TAMU Assault Victims Urge School to Do More

More Texas A&M students are calling out the university for mishandling reports of sexual assault.

Aggie alum Meghan Romere says she was assaulted by a football player she tutored, yet found out later the charges were reduced, he was suspended and allowed back onto the field.

“I didn't know about this because as a witness I was not privy to this information,” says Romere. “The way I found out he hadn't been punished for anything was I saw an article on him excited about being this new wide receiver hitting the spring game.”

“I'm at peace with the assualt itself, but what I haven't gotten over and what still bugs me is how the university will not take responsibility for how they have wronged me and other women, they're just ignoring us.”

Romere says the culture of acceptance starts and the top of A&M's leadership, and affects many more women than the dozen or so who have spoken publicly.

“We have I think it's almost 300 at this point, in a survivors and advocacy group, who are telling their stories,” she says. “It's incredible over the last few days how many people have come forward and said I saw your story and that happened to me too.”
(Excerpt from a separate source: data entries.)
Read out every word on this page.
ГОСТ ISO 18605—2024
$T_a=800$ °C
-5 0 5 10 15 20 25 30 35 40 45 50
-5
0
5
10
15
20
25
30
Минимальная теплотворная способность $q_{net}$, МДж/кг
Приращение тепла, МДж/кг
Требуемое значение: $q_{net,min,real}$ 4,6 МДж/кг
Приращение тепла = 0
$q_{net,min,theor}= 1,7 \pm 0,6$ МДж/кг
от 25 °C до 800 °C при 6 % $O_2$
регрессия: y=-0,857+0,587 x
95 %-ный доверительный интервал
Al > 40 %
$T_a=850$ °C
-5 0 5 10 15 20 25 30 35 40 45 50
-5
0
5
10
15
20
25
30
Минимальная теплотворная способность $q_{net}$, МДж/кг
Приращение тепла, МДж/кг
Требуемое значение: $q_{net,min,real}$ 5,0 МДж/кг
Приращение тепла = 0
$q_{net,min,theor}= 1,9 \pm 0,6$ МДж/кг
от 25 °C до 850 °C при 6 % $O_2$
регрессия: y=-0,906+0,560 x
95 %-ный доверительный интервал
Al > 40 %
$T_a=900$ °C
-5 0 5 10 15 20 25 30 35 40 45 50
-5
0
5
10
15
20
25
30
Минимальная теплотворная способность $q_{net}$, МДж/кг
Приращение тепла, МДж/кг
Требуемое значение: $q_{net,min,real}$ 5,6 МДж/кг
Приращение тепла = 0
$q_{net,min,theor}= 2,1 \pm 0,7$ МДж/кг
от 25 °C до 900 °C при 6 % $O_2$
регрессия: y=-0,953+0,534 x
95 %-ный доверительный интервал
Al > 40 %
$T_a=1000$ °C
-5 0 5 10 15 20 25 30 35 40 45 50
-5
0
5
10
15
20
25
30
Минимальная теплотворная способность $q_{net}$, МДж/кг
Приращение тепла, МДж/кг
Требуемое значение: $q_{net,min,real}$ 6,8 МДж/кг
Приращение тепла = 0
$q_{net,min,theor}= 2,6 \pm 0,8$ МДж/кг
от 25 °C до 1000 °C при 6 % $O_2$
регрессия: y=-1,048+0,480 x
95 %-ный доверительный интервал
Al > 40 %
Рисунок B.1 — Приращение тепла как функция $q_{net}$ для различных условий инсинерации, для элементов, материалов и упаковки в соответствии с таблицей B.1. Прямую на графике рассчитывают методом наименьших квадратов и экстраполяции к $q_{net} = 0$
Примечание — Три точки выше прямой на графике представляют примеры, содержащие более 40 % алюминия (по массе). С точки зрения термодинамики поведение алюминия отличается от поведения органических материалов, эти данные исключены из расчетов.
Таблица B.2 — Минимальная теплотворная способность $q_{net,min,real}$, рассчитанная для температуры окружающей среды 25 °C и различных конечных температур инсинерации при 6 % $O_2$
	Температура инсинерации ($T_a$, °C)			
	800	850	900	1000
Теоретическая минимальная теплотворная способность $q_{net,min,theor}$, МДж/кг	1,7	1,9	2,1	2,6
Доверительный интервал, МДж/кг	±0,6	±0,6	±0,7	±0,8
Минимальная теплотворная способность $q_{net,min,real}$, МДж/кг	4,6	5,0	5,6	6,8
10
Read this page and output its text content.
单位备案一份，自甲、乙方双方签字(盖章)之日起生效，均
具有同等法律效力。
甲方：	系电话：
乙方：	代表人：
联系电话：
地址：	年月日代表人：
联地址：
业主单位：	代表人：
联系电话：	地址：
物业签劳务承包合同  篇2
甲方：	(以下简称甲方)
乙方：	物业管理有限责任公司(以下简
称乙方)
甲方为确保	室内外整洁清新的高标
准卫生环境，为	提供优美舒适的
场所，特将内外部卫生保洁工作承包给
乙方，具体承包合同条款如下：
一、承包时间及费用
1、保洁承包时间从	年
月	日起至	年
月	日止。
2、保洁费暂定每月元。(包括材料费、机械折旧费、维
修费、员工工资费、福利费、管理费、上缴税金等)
Texas A&M did not respond to requests for an interview, but issued a statement saying federal privacy law prevents the university from commenting.

Texas A&M investigates every claim of sexual misconduct. When violations are confirmed, sanctions are imposed in all cases. A conduct review panel comprised of staff members determines sanctions on a case-by-case basis in consultation with all parties. All persons involved have the right to appeal.”